It is ridiculous for USA TODAY to suggest that, for the past several years, home prices have surged “in part because developers, real estate brokers and mortgage lenders have spread the myth that (home prices) have nowhere to go but up.” As any college freshman taking Economics 101 this fall would tell you, prices will rise when demand is strong and supply is tight (Dot-com bust echoes in nation’s housing boom, Our view, Real estate prices debate, Aug. 25).
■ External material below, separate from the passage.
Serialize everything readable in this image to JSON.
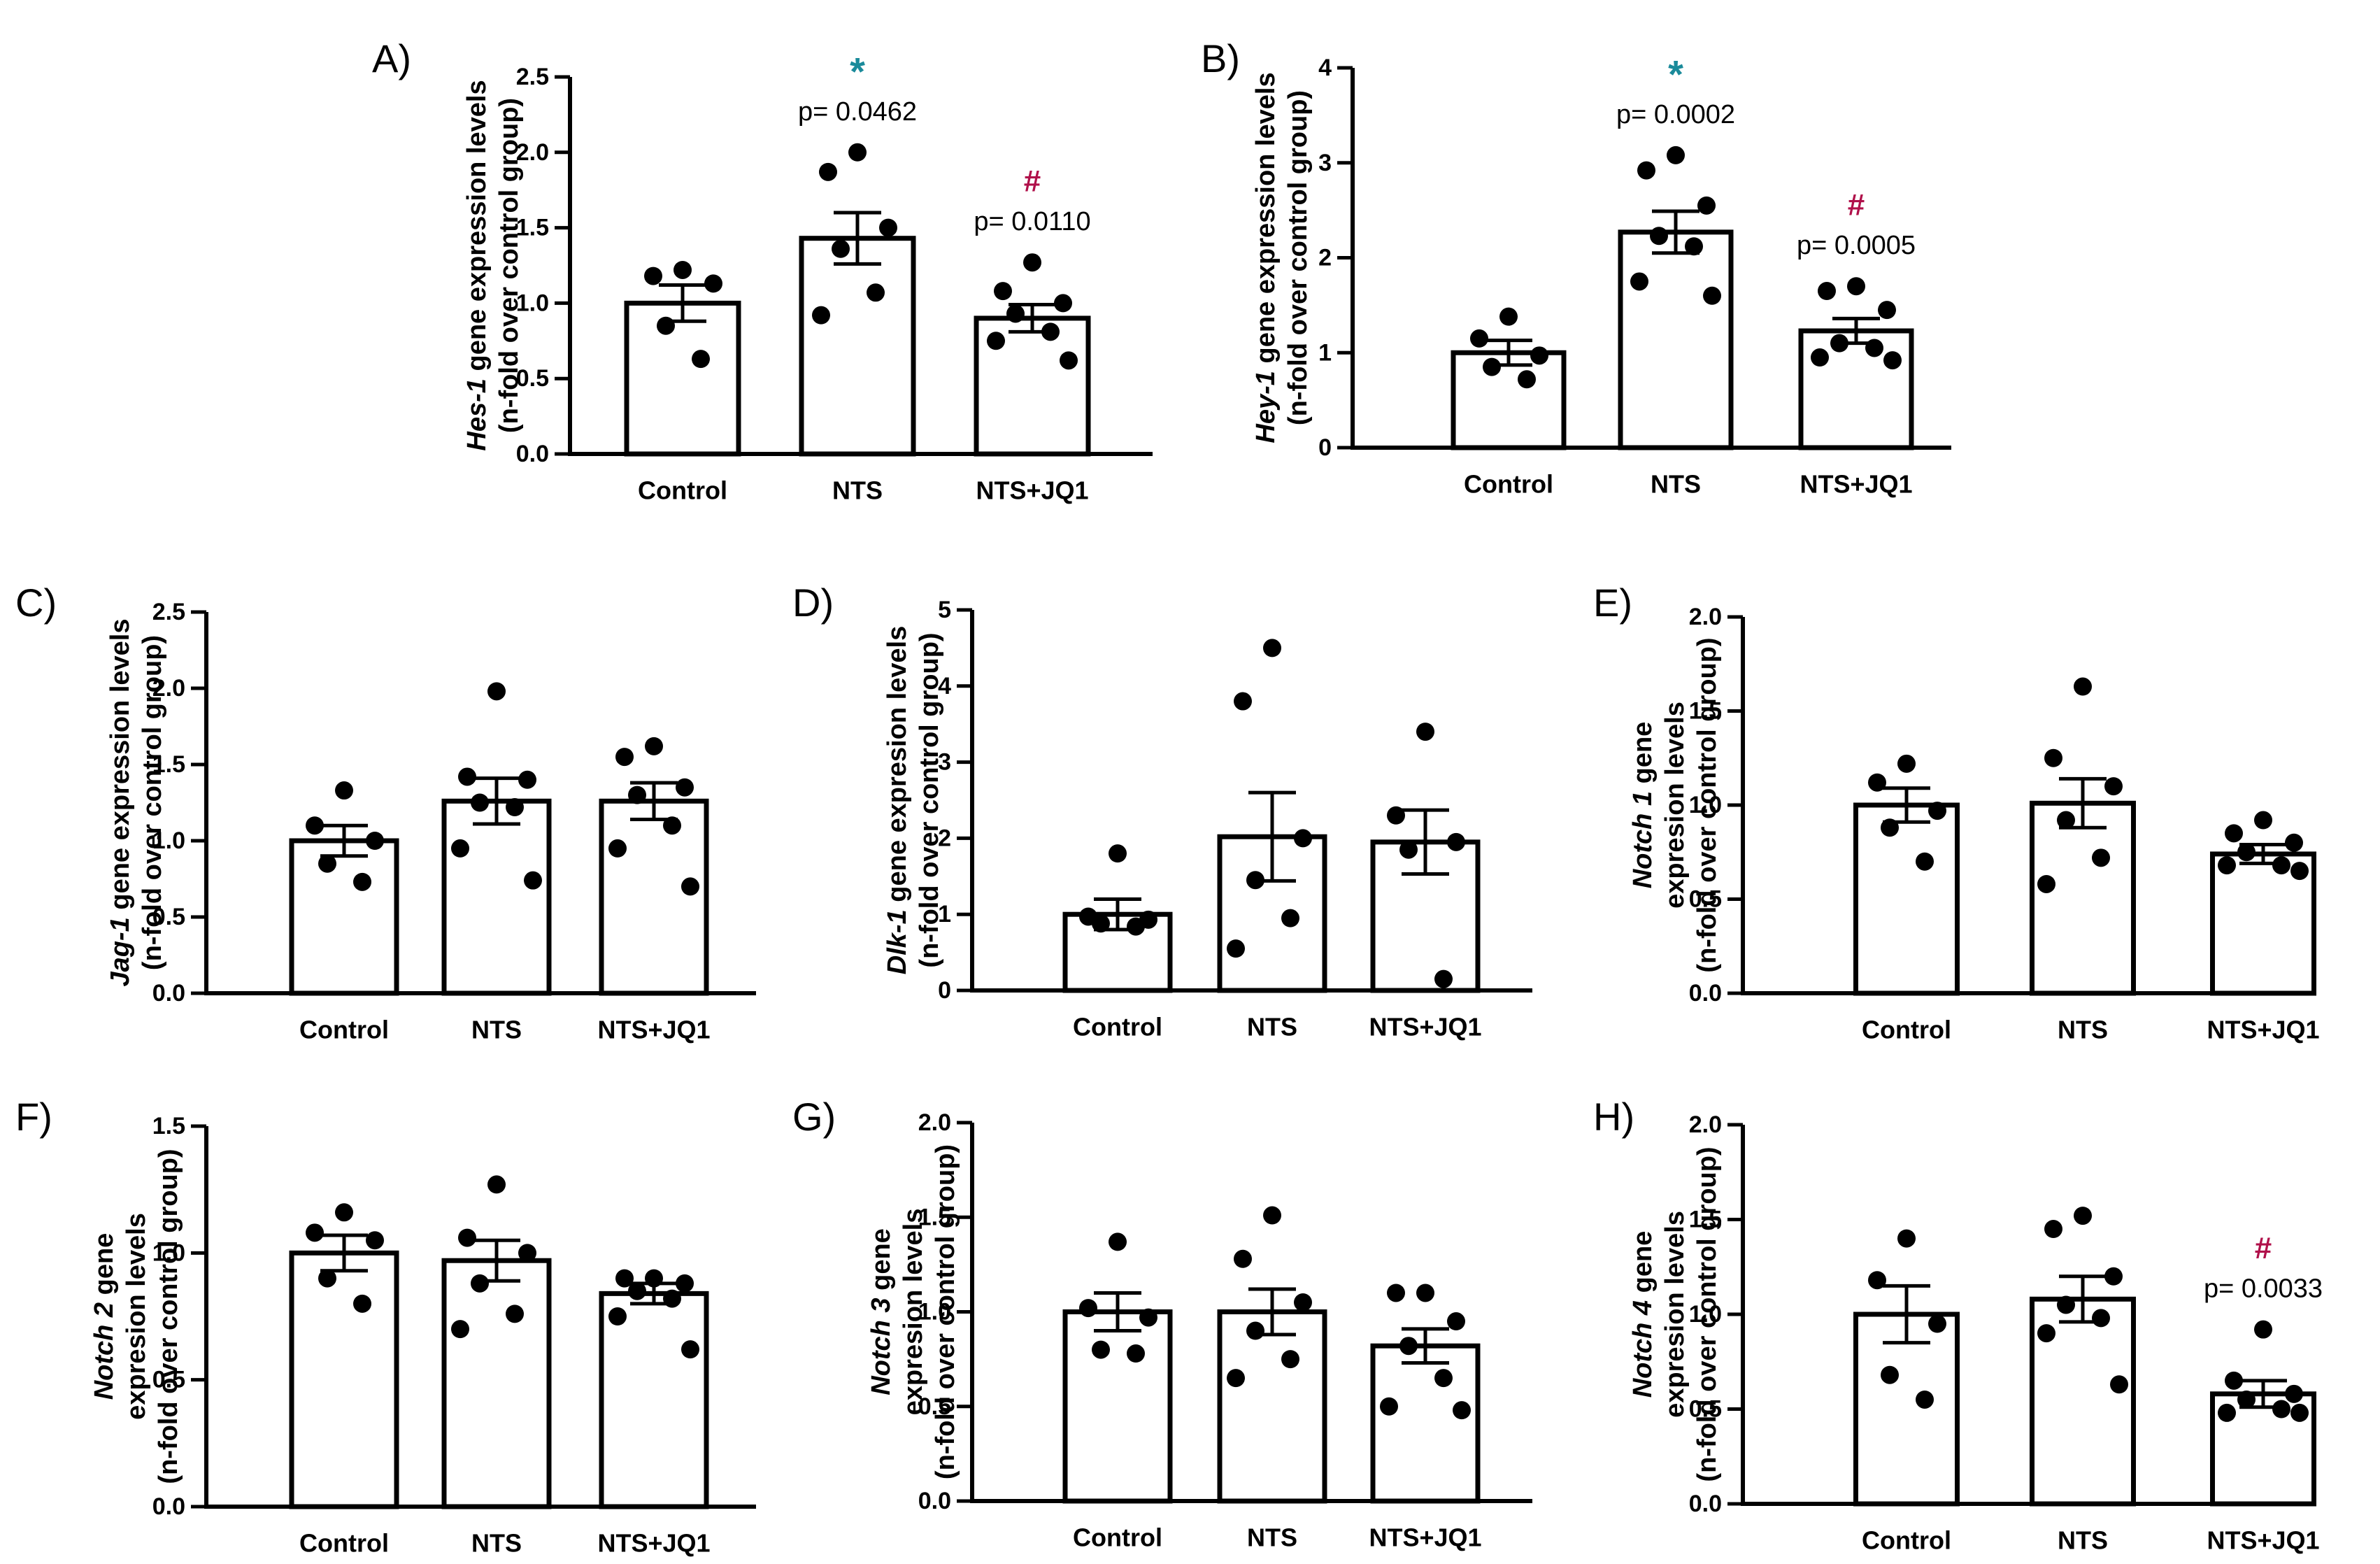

Allow me to burst your bubble. We enjoy a free market economy in the USA, and the housing marketplace is highly efficient from a pricing perspective precisely because laws of supply and demand rule the day. The United States is in the midst of a 13-year housing boom with home prices rising each year because the fundamentals that support the business are strong, not because a group of industry insiders got together to dupe the home-buying public.
As a matter of fact, average home prices in the USA have risen every single year since 1950, even through eight recognized recessions. From 1978 to 1981, mortgage interest rates soared from 9% to more than 18%, and although the volume of homes sold during those years went down, home prices still continued to rise. The reality is that when the housing market cools, people don’t sell off their homes in a panic and move into a tent. They just don’t move.
It is irresponsible journalism to compare today’s housing boom with the dot-com bubble. Real estate ownership is a long-term investment secured by a fixed, tangible asset and not a new-economy fabrication being touted by stockbrokers, analysts and investment bankers.
Stick to reporting the news and stop trying to scare the U.S. public, nearly 70% of whom just happen to be homeowners.